Linda Mondini

Morphological and molecular characterization of Italian emmer wheat accessions

SummaryThe characterization of 39 Italian ecotypes and cultivars of Triticum turgidum L. spp. dicoccum Shrank ex Schübler (emmer wheat) was performed utilizing agro-morphological and molecular tools. Emmer wheat is a hulled species which grows wild in the Near East and is still cultivated in the Mediterranean Basin.
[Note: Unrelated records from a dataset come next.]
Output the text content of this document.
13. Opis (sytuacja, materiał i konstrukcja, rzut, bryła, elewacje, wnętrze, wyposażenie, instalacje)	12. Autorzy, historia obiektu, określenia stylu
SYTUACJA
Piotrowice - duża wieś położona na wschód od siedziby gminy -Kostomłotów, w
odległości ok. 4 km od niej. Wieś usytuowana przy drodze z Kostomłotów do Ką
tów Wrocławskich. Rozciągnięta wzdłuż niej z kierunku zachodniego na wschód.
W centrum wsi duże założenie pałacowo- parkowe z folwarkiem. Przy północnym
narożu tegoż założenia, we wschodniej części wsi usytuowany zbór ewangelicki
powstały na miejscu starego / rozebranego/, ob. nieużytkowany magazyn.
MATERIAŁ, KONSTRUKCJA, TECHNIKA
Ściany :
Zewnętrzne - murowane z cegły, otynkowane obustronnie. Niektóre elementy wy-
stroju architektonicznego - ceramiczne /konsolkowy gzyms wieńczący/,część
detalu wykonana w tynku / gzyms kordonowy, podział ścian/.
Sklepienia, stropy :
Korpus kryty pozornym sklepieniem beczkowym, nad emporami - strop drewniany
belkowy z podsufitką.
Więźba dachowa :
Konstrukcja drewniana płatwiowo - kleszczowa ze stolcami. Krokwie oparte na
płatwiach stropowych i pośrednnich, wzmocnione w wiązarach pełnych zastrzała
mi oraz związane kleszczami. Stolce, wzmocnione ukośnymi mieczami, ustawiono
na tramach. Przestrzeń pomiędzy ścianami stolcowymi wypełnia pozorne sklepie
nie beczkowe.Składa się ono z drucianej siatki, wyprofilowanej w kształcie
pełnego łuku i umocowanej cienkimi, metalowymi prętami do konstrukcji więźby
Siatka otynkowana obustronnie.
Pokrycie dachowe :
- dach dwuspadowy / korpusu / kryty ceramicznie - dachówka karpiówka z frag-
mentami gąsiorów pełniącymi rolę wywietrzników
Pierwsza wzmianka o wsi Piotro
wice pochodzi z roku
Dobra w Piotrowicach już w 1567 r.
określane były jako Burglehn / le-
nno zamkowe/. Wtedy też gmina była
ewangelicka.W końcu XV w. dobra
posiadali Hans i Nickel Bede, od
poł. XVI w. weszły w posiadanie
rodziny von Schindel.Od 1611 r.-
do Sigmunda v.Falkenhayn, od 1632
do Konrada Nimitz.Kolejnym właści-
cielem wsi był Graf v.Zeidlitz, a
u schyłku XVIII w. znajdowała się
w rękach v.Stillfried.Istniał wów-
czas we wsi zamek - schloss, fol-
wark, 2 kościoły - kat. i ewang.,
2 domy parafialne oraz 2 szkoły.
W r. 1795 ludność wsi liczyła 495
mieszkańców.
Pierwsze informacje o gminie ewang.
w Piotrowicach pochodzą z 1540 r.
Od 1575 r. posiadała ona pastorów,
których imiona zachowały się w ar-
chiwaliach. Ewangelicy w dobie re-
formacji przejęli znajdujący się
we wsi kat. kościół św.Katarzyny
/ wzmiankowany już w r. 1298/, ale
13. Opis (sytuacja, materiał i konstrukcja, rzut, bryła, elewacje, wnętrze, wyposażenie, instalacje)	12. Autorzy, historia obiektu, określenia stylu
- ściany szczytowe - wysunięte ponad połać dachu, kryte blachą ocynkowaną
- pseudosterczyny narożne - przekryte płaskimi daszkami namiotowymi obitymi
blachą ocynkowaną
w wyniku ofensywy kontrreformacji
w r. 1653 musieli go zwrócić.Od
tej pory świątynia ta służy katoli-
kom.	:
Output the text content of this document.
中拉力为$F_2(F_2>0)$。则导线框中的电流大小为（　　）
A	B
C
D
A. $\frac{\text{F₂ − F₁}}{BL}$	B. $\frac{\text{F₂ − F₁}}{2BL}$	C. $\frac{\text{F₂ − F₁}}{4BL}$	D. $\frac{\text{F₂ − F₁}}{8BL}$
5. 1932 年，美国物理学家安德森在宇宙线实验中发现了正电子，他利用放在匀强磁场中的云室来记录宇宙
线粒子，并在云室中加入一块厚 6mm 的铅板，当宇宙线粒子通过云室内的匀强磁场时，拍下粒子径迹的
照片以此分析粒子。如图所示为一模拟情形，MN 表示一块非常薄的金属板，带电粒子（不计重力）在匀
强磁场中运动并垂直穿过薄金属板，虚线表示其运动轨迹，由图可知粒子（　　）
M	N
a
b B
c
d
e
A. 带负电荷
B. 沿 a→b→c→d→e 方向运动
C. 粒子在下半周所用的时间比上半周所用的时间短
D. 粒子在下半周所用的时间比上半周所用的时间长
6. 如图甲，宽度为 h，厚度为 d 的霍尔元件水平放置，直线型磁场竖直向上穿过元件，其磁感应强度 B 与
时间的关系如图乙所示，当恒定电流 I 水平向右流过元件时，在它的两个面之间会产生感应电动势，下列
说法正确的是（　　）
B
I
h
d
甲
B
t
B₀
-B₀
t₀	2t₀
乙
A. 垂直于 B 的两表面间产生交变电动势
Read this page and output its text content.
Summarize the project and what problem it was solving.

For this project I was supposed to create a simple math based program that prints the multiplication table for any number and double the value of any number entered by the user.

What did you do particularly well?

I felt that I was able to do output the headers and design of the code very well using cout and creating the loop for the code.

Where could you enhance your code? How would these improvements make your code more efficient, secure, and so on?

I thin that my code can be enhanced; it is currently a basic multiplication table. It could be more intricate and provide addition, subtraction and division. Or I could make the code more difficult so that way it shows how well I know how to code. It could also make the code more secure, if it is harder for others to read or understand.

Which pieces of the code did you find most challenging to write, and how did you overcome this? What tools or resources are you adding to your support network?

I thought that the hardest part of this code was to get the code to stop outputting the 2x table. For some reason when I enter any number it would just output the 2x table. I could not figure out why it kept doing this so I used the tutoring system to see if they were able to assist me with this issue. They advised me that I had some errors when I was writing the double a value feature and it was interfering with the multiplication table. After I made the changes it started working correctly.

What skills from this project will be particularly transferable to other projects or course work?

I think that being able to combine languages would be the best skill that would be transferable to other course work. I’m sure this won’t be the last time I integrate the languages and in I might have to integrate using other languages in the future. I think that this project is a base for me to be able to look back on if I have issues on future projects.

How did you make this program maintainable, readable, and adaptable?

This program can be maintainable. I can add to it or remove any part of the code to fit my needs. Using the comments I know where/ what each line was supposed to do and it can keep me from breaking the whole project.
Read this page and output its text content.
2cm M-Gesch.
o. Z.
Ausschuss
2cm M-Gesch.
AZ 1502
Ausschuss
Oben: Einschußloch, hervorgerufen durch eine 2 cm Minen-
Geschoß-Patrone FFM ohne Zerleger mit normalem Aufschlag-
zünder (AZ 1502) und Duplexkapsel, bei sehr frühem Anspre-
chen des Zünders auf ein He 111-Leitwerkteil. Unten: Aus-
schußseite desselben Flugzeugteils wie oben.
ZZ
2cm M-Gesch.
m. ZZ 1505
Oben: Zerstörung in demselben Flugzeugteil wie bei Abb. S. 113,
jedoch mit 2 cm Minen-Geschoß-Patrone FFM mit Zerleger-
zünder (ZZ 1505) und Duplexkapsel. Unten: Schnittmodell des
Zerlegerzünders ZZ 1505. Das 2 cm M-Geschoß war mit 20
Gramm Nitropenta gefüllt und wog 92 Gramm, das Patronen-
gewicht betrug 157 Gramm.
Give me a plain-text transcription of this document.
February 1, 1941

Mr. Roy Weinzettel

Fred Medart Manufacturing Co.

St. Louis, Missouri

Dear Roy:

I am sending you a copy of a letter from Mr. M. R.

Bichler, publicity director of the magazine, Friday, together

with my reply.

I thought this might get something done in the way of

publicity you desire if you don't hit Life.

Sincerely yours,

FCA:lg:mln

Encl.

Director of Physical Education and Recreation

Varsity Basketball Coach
Due to its characteristics, in Italy it is cultivated mainly in marginal lands of central and southern Italy, where local varieties, adapted to the natural environment where they originated, are used. Emmer wheat cultivation has been drastically reduced during the last century as a consequence of its low yield. Nevertheless, more recently, its agronomic and nutritive values, together with its use in health food products, made its cultivation economically viable in the marginal lands with a parallel increase of the cultivated area which is now more than 2000 ha.In the present paper the results of morphological evaluation, carried out in an experimental field in central Italy using a randomized block design with three replications, and molecular characterization are reported. The analysed material showed distinctive molecular traits and the existence of a huge amount of diversity not only between varieties, but also within them. When the accessions were clustered utilizing their genetic distance, the clusters were not always in agreement with the accessions origins. The obtained results gave information that can be useful for: (i) future registration of material, (ii) germplasm conservation and (iii) use of this valuable source of emmer germplasm for future breeding programmes.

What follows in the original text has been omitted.